Священник заглянул в его глаза и едва не отшатнулся, как от удара, почувствовав скрытую в них боль.
— Простите меня, отец.
Скальпель был очень острым. Это оказалось не сложнее, чем погладить кошку, — легкое движение руки поперек горла. Острое лезвие сделало остальное.
Глава 67
Этот день походил на любой другой день в Городе Мертвых. Как всегда, солнечные лучи чертили узоры света и тени на могилах. Как всегда, Каир присутствовал здесь всего лишь гулом транспорта. Мертвые были мертвы, как обычно, живые занимались своими делами. Здесь находились лишь те, кому это было нужно: покойники — потому что были покойниками, нищие — потому что были нищими. Все как всегда.
Том Холли слишком много раз бывал здесь раньше, чтобы ему это казалось чем-то странным. Он шел по узкой улочке к северу от Хандак-Марван. В паре ярдов от него две тощие собаки дрались из-за обрезка мяса. Из двери склепа Оттомана широкими, завороженными глазами на него смотрел ребенок. С соседней улицы доносился пронзительный женский голос. С неба безостановочно падал густой снег.
К юго-востоку от Каира между городом и холмами Мукаттам примерно на две мили раскинулись два больших кладбищенских комплекса. Более крупное кладбище, Карафа-эль-Кубра, протянулось к югу от самой Цитадели до границы города. Это был маленький город, похожий на все другие города, с улицами, домами, магазинами, кафе, водопроводом и даже электричеством. Единственное отличие состояло в том, что здания были не жилищами людей, а могилами для мертвых.
Это место вовсе не мрачное, подумал Том. На веревках, протянутых от одного мавзолея к другому, женщины развешивали белье для просушки; задубевшее от мороза, оно казалось вырезанным из картона. Играющие дети наполняли длинные, прямые улицы криками и смехом, в кафе сидели мужчины, попивая кофе и покуривая. Но трудно было забыть о том, что за этой или той стеной, под этим полом, с другой стороны от той двери, лежат груды гниющих костей. По ночам улицы наполнялись тенями. Тенями и мыслями о тенях.
Дом, который искал Том, был маленькой куббой, сводчатым склепом Сиди Идриса эль-Фази, марокканского святого, который в конце восемнадцатого века основал в Каире орден мистиков-суфиев. Его наследник, шейх Ибрагим Ибн Фадл Аллах, в настоящее время возглавлял Идриссийский орден. Главный центр братства находился в Эль-Джамалие, но шейх предпочел жить здесь, в склепе своего предшественника, бок о бок с останками своего отца, деда и более дальних предков. Вечером каждого четверга машина увозила его в город, где он вел занятия в хадре, согласно обычаям, установленным Сиди Идрисом. Раз в году дервиши со всего Египта собирались в Карафе, чтобы отпраздновать мулид — годовщину рождения основателя ордена. Сейчас ордена были запрещены, их обряды объявлены вне закона, отправление ритуалов преследовалось. Новый режим разрешал только самые ортодоксальные формы ислама.
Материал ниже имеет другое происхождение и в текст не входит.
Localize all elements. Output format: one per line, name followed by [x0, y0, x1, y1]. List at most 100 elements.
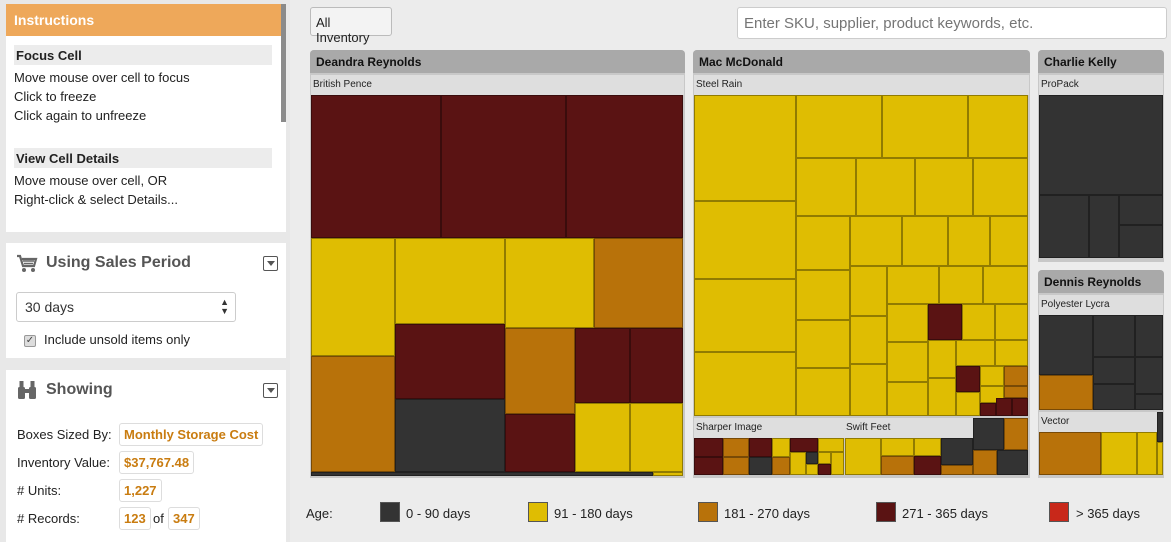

Когда Том нашел шейха Ибрагима в крохотной выбеленной комнате, тот сидел на маленькой циновке, скрестив ноги, и читал книгу суфийских поучений. Том долго стоял в дверях, ожидая, когда шейх заметит его.
Наконец Шейх Ибрагим поднял глаза, его взгляд встретился со взглядом Тома, и он закрыл книгу.
— Я ждал вас, — произнес он.
— Прошу прощения, — сказал Том. — У меня не было выбора. Я должен был прийти.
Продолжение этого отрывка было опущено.